The addition of a hydrogen cation [M + H]+ or of a sodium ion [M + Na]+ was observed in precursor ion scans, but no significant or stable product ions were detected with increasing collision energy. The adduct ion of ammonium [M + NH4]+ was shown to achieve high abundance and reproducible precursor and product ions. Cyclodextrin-based chiral stationary phases were also obtained successfully for the chromatography separation of chiral molecules with aromatic substituents (Li et al., 2017). The hydroxylpropyl group of the derivatized cyclodextrins extended beyond the mouth of the cyclodextrin cavity. Considering the superiority of liquid chromatographic enantiomer separation, CDShell-RSP (beta-cyclodextrin, hydroxylpropyl), the best column stationary phases available for superficially porous particle silica, was adopted to separate the two epimers of amygdalin and prunasin (Barhate et al., 2017). As shown in Supplementary Figure S3, the retention times of D-amygdalin, neoamygdalin, D-prunasin, and sambunigrin were 3.52, 3.20, 4.22, and 5.17 min, respectively, with similar baseline resolution. Protein precipitation and liquid–liquid extraction were performed according to published data, but the epimers could not be separated efficiently due to a higher proportion of organic solvents. Nitrogen steam evaporation has also been shown to be time-consuming (Zhao et al., 2021b). SPE, or conditioning, loading of the sample, washing, and elution (CLWE), is an efficient protocol for sample preparation in LC-MS/MS quantification (Bury et al., 2018). In this study, the composition of the washing solvent was optimized for reproducible recovery and acceptable matrix interference using gradient elution. The data indicated that satisfactory extraction of amygdalin and prunasin was achieved using a 10% methanol aqueous solution containing 0.1% formic acid.

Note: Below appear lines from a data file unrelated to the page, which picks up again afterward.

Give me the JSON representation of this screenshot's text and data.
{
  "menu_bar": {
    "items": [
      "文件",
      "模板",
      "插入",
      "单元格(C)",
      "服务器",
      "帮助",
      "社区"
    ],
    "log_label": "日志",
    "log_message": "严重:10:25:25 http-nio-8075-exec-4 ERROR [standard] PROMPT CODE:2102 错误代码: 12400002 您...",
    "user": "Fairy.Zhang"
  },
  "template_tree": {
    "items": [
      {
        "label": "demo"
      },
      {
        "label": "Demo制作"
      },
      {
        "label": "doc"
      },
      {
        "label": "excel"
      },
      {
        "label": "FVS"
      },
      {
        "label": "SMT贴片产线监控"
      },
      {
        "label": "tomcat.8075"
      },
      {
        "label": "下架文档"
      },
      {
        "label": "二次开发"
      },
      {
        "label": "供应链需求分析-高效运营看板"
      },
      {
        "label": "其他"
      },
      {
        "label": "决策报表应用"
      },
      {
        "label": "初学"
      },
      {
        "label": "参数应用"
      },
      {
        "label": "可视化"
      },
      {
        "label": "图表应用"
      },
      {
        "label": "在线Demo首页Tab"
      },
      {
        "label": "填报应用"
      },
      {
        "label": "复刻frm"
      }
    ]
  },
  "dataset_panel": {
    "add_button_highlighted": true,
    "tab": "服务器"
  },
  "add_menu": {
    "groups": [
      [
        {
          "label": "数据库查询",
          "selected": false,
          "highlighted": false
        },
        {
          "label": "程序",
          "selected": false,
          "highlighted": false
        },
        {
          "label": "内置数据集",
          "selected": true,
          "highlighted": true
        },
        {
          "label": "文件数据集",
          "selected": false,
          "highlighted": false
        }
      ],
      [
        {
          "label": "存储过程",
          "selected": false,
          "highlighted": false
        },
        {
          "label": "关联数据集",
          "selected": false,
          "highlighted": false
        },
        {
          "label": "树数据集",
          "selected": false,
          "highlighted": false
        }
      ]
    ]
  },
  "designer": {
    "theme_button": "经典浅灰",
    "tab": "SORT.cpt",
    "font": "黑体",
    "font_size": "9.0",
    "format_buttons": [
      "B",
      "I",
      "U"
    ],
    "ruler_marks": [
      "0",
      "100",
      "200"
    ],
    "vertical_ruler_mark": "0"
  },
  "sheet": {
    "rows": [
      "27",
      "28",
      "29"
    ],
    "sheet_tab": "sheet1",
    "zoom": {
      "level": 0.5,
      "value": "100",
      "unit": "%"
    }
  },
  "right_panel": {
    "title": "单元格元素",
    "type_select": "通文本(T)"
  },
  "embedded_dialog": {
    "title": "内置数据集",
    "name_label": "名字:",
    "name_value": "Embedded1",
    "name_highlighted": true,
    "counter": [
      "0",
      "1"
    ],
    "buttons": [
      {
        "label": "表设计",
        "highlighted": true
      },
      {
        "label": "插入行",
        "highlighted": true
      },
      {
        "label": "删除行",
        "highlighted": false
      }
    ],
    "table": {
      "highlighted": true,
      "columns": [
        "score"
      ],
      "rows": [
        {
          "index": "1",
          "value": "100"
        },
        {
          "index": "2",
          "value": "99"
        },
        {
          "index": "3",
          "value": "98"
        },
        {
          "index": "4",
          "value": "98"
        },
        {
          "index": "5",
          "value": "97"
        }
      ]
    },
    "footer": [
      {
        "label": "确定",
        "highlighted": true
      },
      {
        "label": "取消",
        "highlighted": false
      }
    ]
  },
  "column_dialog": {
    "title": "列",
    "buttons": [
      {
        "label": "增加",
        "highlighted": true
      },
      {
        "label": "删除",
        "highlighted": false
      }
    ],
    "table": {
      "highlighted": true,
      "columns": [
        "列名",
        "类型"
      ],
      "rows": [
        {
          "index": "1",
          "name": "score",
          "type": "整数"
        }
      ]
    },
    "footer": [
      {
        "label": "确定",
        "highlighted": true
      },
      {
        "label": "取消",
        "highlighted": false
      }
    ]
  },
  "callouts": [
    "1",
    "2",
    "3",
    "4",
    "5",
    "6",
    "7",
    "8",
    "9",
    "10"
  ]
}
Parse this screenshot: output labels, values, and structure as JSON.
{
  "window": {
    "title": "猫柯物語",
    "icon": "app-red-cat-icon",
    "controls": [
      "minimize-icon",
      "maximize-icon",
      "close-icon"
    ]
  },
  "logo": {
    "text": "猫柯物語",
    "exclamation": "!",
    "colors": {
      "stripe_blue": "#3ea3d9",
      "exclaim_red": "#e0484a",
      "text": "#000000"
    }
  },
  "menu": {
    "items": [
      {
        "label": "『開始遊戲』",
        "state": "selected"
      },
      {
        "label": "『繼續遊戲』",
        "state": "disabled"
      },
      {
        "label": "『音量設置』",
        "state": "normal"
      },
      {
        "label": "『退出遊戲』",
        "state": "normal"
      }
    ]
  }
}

MX Compatibility Superiority: Decoction Maintain a Balance Between Therapeutic Effectiveness and Safety

In our previous urinary excretion study, the XIC of MRM chromatograms of amygdalin displayed two pairs of peaks indicating different retention times, suggesting that there could still be an unknown metabolite that shares the same chemical structure as amygdalin. Amygdalin may be aminated, methylated, hydroxylated, and so on in vivo (Attwa et al., 2018b). In this study, a powerful LC-HRMS method was employed to screen and identify the potential metabolites of amygdalin. The deamination metabolism pathway was first proposed as the detoxification pathway based on the identification of amygdalin amide and other metabolites. Interestingly, the pathway was also identified during the preparation of the MX decoction. These results suggested that the traditional MX decoction was superior to its single-herb application in maintaining a balance between therapeutic effectiveness and safety. Conversely, MX reduced the relative exposure risk of D-amygdalin and increased the bioavailability of amygdalin. In contrast, amygdalin might be partially detoxified by MX decoction and by in vivo metabolism. Herb pairings embody the balanced wisdom of Chinese herbal compatibility (Wang et al., 2020), which is also confirmed by the MX compatibility of the stereoselectivity and deamination of amygdalin.

Conclusion

Lower exposure of D-amygdalin and a higher abundance of detoxified metabolites were present in the MX decoction. Based on our findings, stereoselective pharmacokinetics and deamination metabolism are the detoxification pathways underlying the compatibility of the MX preparation. Thus, MX decoctions should not be completely replaced by dispensing granules from the perspective of toxicity. However, the detoxification mechanism of amygdalin was not well-presented in this study. The deamination pathway of amygdalin in vivo and its regulation by Mahuang remain unclear and merit further investigation. Therefore, transport mechanisms are being explored using the Caco-2 cell model.